At 11:19 a.m., a witness heard Eric Harris yell "Go! Go!" The two gunmen pulled their guns from beneath their trenchcoats and began shooting at two 17-year-old students who had been sitting in the grass next to the West Entrance of the school. Rachel Scott was hit four times and killed instantly. Richard Castaldo was shot eight times in the chest, arm and abdomen and paralyzed below the chest. It is unknown who fired first or which gunman shot and killed Scott.[
After leaving the library, Harris and Klebold entered the science area, where they threw a small fire bomb into an empty storage closet.
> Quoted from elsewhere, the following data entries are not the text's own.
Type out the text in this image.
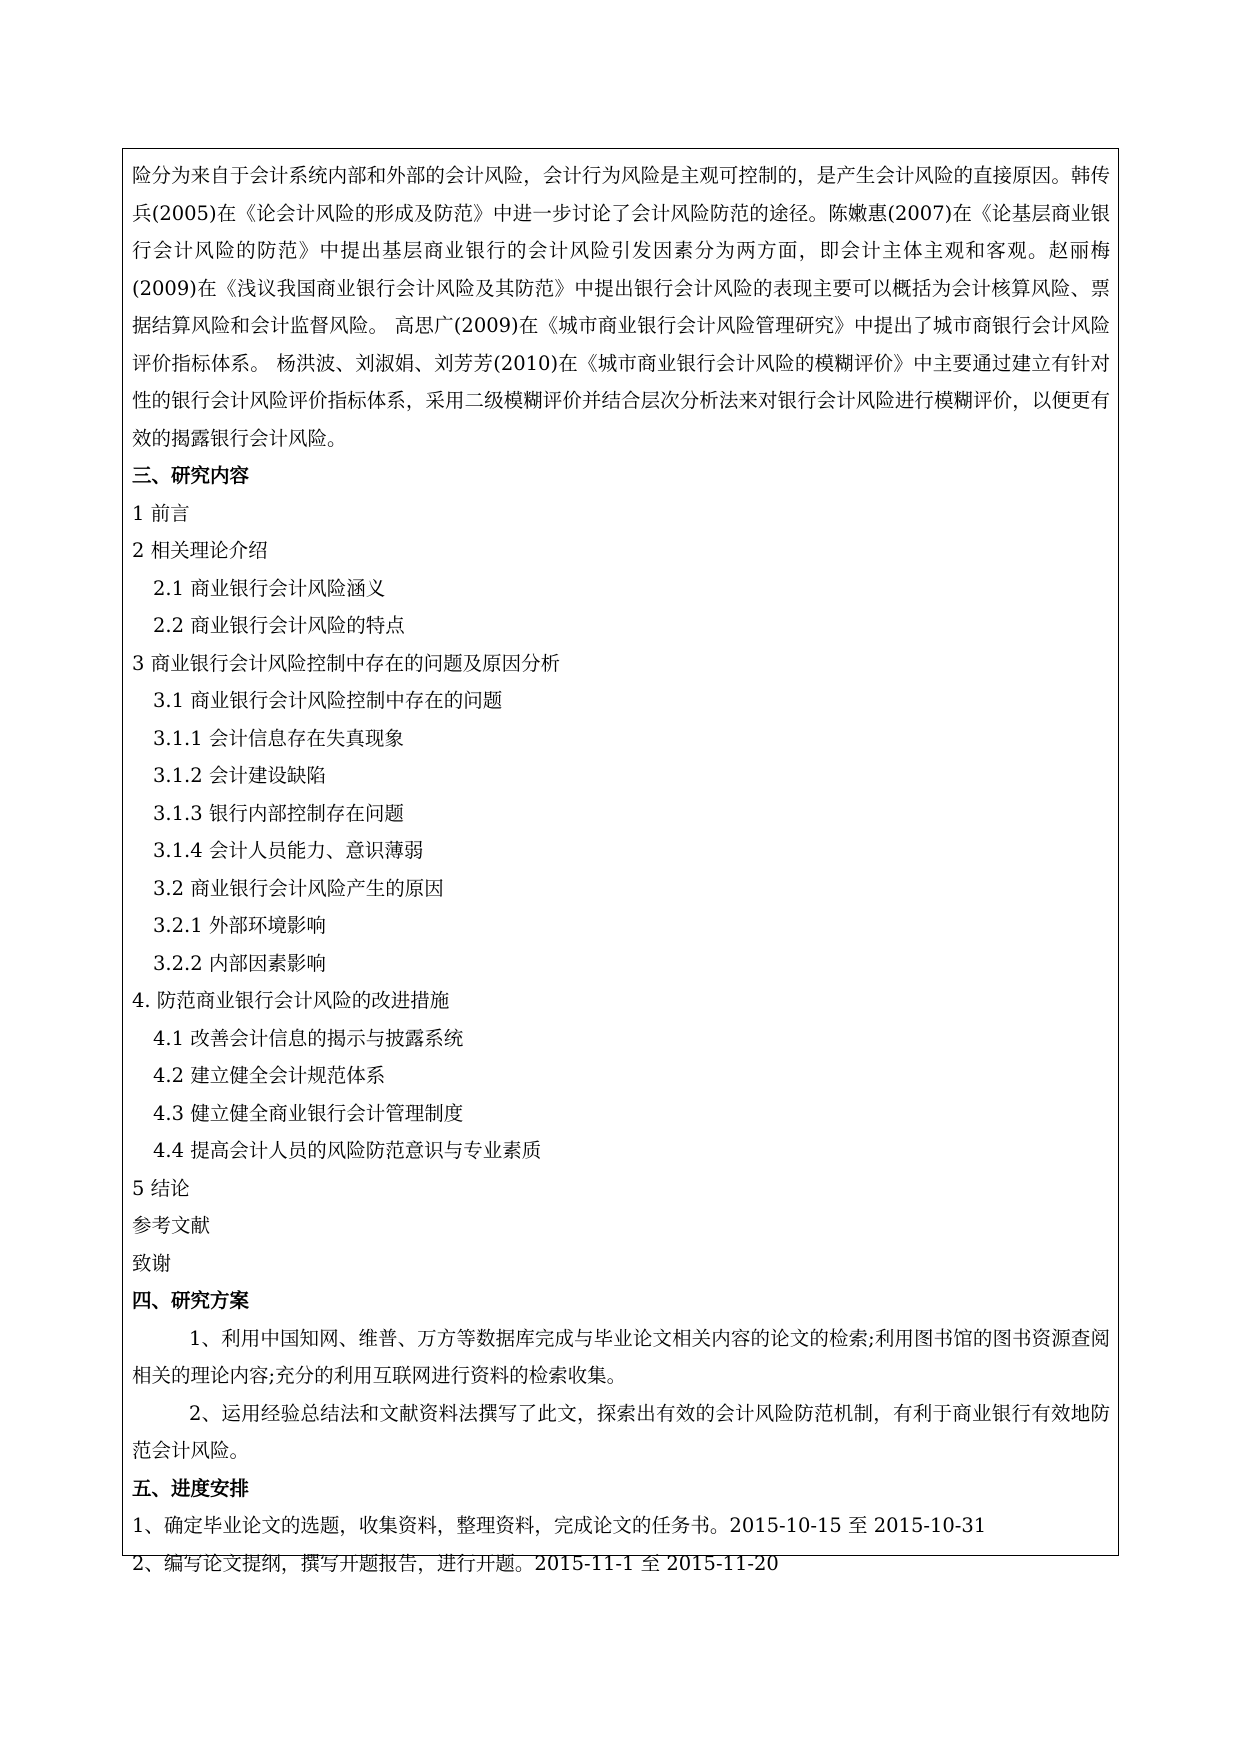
险分为来自于会计系统内部和外部的会计风险，会计行为风险是主观可控制的，是产生会计风险的直接原因。韩传兵(2005)在《论会计风险的形成及防范》中进一步讨论了会计风险防范的途径。陈嫩惠(2007)在《论基层商业银行会计风险的防范》中提出基层商业银行的会计风险引发因素分为两方面，即会计主体主观和客观。赵丽梅(2009)在《浅议我国商业银行会计风险及其防范》中提出银行会计风险的表现主要可以概括为会计核算风险、票据结算风险和会计监督风险。 高思广(2009)在《城市商业银行会计风险管理研究》中提出了城市商银行会计风险评价指标体系。 杨洪波、刘淑娟、刘芳芳(2010)在《城市商业银行会计风险的模糊评价》中主要通过建立有针对性的银行会计风险评价指标体系，采用二级模糊评价并结合层次分析法来对银行会计风险进行模糊评价，以便更有效的揭露银行会计风险。
三、研究内容
1 前言
2 相关理论介绍
2.1 商业银行会计风险涵义
2.2 商业银行会计风险的特点
3 商业银行会计风险控制中存在的问题及原因分析
3.1 商业银行会计风险控制中存在的问题
3.1.1 会计信息存在失真现象
3.1.2 会计建设缺陷
3.1.3 银行内部控制存在问题
3.1.4 会计人员能力、意识薄弱
3.2 商业银行会计风险产生的原因
3.2.1 外部环境影响
3.2.2 内部因素影响
4. 防范商业银行会计风险的改进措施
4.1 改善会计信息的揭示与披露系统
4.2 建立健全会计规范体系
4.3 健立健全商业银行会计管理制度
4.4 提高会计人员的风险防范意识与专业素质
5 结论
参考文献
致谢
四、研究方案
1、利用中国知网、维普、万方等数据库完成与毕业论文相关内容的论文的检索;利用图书馆的图书资源查阅相关的理论内容;充分的利用互联网进行资料的检索收集。
2、运用经验总结法和文献资料法撰写了此文，探索出有效的会计风险防范机制，有利于商业银行有效地防范会计风险。
五、进度安排
1、确定毕业论文的选题，收集资料，整理资料，完成论文的任务书。2015-10-15 至 2015-10-31
2、编写论文提纲，撰写开题报告，进行开题。2015-11-1 至 2015-11-20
It caused a fire which was put out by a teacher hidden in an adjacent room. The duo proceeded toward the south hallway, where they shot into an empty science room. At approximately 11:44 a.m., Harris and Klebold were captured on the school security cameras as they re-entered the cafeteria. The recording shows Harris kneeling on the landing and firing a single shot toward one of the propane bombs he and Klebold had earlier left in the cafeteria, in an unsuccessful attempt to detonate it. He took a sip from one of the drinks left behind as Klebold approached the propane bomb and examined it. Klebold lit a Molotov cocktail and threw it at the propane bomb. As the two left the cafeteria, the Molotov cocktail exploded, partially detonating one of the propane bombs at 11:46 a.m. Two minutes later, approximately one gallon of fuel ignited in the same vicinity, causing a fire that was extinguished by the fire sprinklers.